Tennant thought: Minutes before, minutes after, it didn’t make any difference, he couldn’t bring it into focus anyway. His head had begun to ache; his eyelids hurt. He thought of Chinatown, as if it were a nebulous place that existed only in the eye of the beholder. Look away, it’s gone. All of it.
“And you don’t remember, Harry?” Karen Obe asked.
Tennant said, “It could have been almost anything. The streets were filled with all kinds of activity back then. You name it, you could see it in San Francisco. Freaks, mimes, unicyclists, jugglers, fire-eaters, magicians, streakers, Frisbee tossers, musicians. Like I say, it could have been anything.”

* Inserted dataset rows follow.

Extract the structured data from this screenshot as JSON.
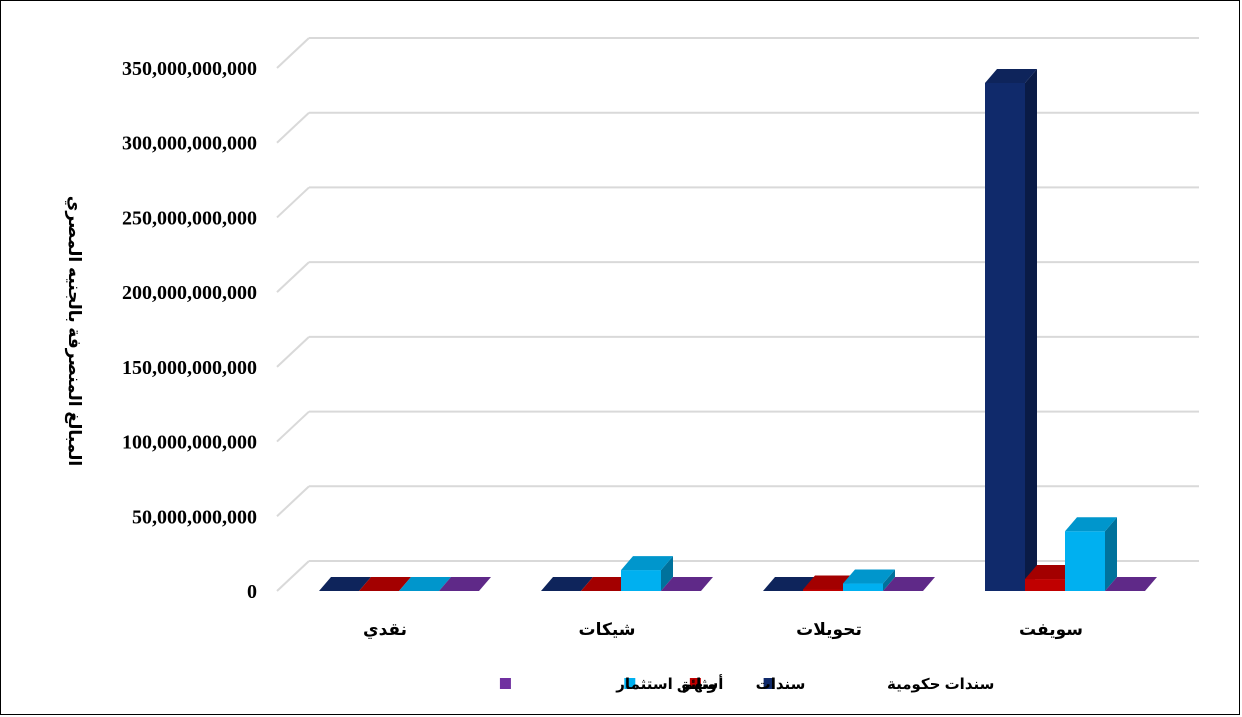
{
  "chart_data": {
    "type": "bar",
    "ylabel": "المبالغ المنصرفة بالجنيه المصري",
    "xlabel": "",
    "title": "",
    "categories": [
      "نقدي",
      "شيكات",
      "تحويلات",
      "سويفت"
    ],
    "y_ticks": [
      "0",
      "50,000,000,000",
      "100,000,000,000",
      "150,000,000,000",
      "200,000,000,000",
      "250,000,000,000",
      "300,000,000,000",
      "350,000,000,000"
    ],
    "ylim": [
      0,
      350000000000
    ],
    "grid": true,
    "legend_position": "bottom",
    "series": [
      {
        "name": "سندات حكومية",
        "color": "#102a6b",
        "values": [
          0,
          0,
          0,
          340000000000
        ]
      },
      {
        "name": "سندات",
        "color": "#c00000",
        "values": [
          0,
          0,
          1000000000,
          8000000000
        ]
      },
      {
        "name": "أسهم",
        "color": "#00b0f0",
        "values": [
          0,
          14000000000,
          5000000000,
          40000000000
        ]
      },
      {
        "name": "وثائق استثمار",
        "color": "#7030a0",
        "values": [
          0,
          0,
          0,
          0
        ]
      }
    ]
  }
}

He held up the negative again. Stark white faces, black background—untethered white balloons floating in a midnight air. You are standing on a sidewalk in Chinatown, Harry. You are with a group of people you must have known. You are having a photograph taken. Across the street something is happening.
Across the street something is happening.
He thought: A church on Grant and California streets. What was it called? St. Mary’s? It lurched toward him, like a framed picture whisked through the air by an earthquake. St. Mary’s. Why would he be pointing at a church? He was infused by a feeling of expectancy, another little gate opening in his head.